Ну, отсталый тип, думал я. Я жил в платоновском мире снов. Мне казалось, что учителя, включая учителя физкультуры, — интеллигенты.
— Но он же все-таки учитель! — возмущался я, когда наш учитель физкультуры сделал мелкое непотребство (подсматривал за девочками). Интеллигентная подруга мамы фыркнула. Но я стоял на своем. Мне казалось, что мир исправим и разумен. Я не подозревал, что выгляжу белой вороной. Я удивился, что наша классная руководительница на выпускных экзаменах по истории поставила мне четверку — в очевидное наказание за то, что я специально занимался историей, чтобы изводить ее вопросами. Я думал — мы полемизируем. Оказалось, что она даже терпеть меня не может. И за вопросы, и за то, что, став комсоргом класса, я устроил в классе бархатную революцию: прослушивание пластинок французского рок-н-ролла, Джонни Аллидея. Я видел, как наши нищие дети оживились от громкой музыки, хотя и не все, я думал, что мы сольемся в экстазе, а Циля Самойловна Пальчик — с репутацией одной из лучших учительниц Москвы — крашеная блондинка средних лет — решила, что это провокация. Но боялась меня как сына посла. Я мог позволить себе безобразничать. Я выступил на общем собрании школы, перед лицом директрисы, перед всеми с революционной речью, испорченной моим косноязычием (от страшной застенчивости), и вдруг выступавшая директриса заявила на всю школу, что я — фашист.
Фашист! Это — я, который учился прекрасно, учил английский на мидовских курсах, знал историю, был первым по литературе, заставил себя быть грамотным, выучив наизусть учебник Розенталя по русскому языку на каникулах после восьмого класса, писал в школьной стенгазете так здорово, что учителя думали, будто я переписываю журнал «Америка», я — фашист? Я боготворил Модильяни, Ван Гога, раннего Маяковского. Я украл из школьной библиотеки журналы «Юность» с аксеновским романом «Звездный билет» — из чистого обожания. Я летел исправлять мир, со мною вместе в одной эскадрилье летели поэты-шестидесятники, покорившие стадионы, а тут — фашист.
На самом деле я был не фашистом, а моралистом, и мой первый протест, который я пережил, был моральный протест. В последних классах школы я думал в нравственных категориях справедливости и оправдания добра. Я сроднился с русской литературой. Я любил химию, потому что я в ней находил алхимию. Я устраивал опыты дома. Что-то бурно фосфоресцировало в пробирке из набора «Юный химик». Родители удивлялись, понимающе поджимали губы, но опасались за розовые с накатом серебряного винограда стены моей комнаты, взятые старыми малярами напрокат из Серебряного века. Молодая учительница химии полюбила меня. Я искал в химии эликсир доброты. Я пламенно разоблачал обман.
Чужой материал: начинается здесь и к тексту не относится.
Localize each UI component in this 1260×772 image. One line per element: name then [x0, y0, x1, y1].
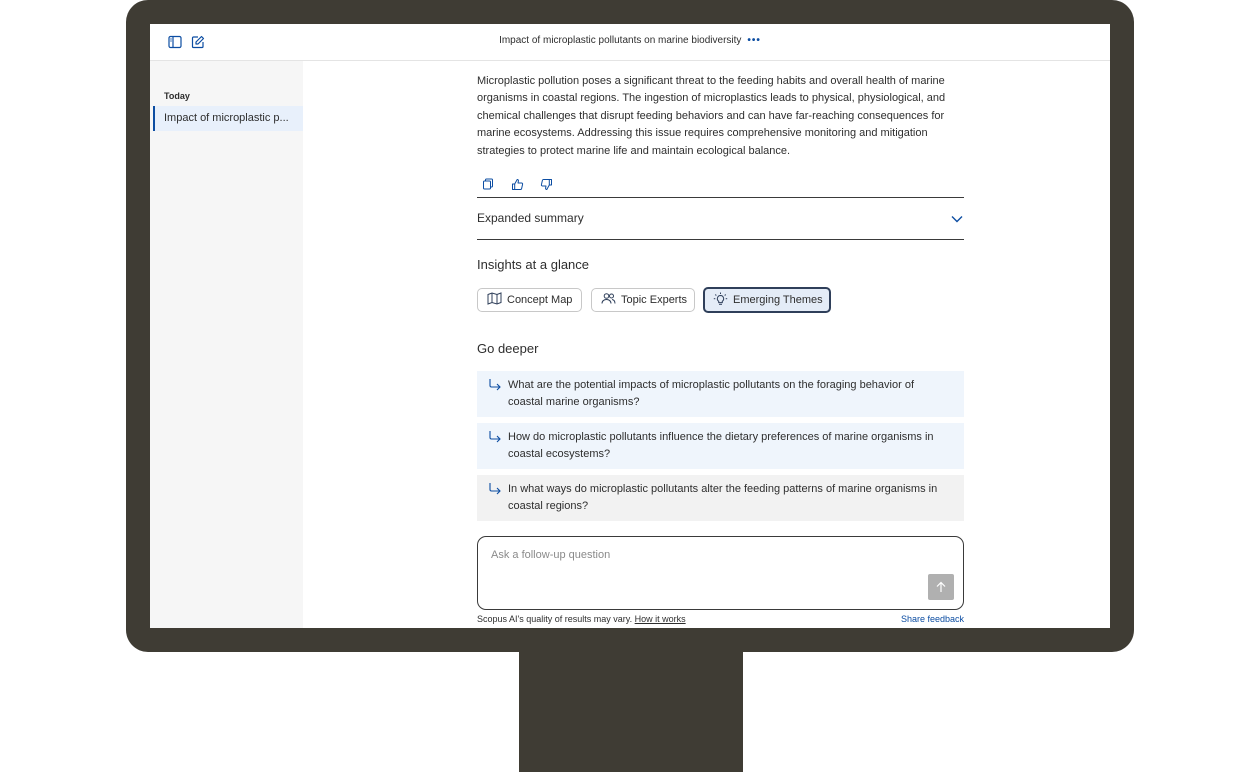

Весь мир врет — я разоблачал мир. Врала мама, врал папа, врала классная руководительница Циля Самойловна, врали одноклассники, дикторы телевидения, газеты, партия и правительство. Не врала только моя любимая Франция. И Достоевский тоже не врал. Я задыхался от лжи. Я тоже врал, но я врал вдохновенно, а мир врал подло, злобно, смертоносно. Как Белинский, каждый день приходивший на Николаевский вокзал смотреть, как строится железная дорога, соединяющая Петербург с Москвой, я верил в прогрессивную поступь цивилизации: радовался каждой новой витрине, непонятно откуда взявшимся первым манекенам в магазине «Одежда» на Пушкинской площади, строительству «модерновой» гостиницы «Минск», смутно напоминавшей мне тогда о существовании Корбюзье, увеличению московского автопарка частных машин, которых скапливалось не больше трех у светофора. Я мечтал о «пробках», кафе и коктейлях. Не знаю почему, но я очень сильно верил в людей, зло считал не более чем исправимым отклонением, и если бы я остался на этих позициях, то бы славно вписался в русскую литературу, корчевал бы зло, вписался бы в шестидесятничество, став их родным младшим братом и, как бы мне плохо дальше ни было, я был бы свой — навсегда. В доску. Люди, я любил вас.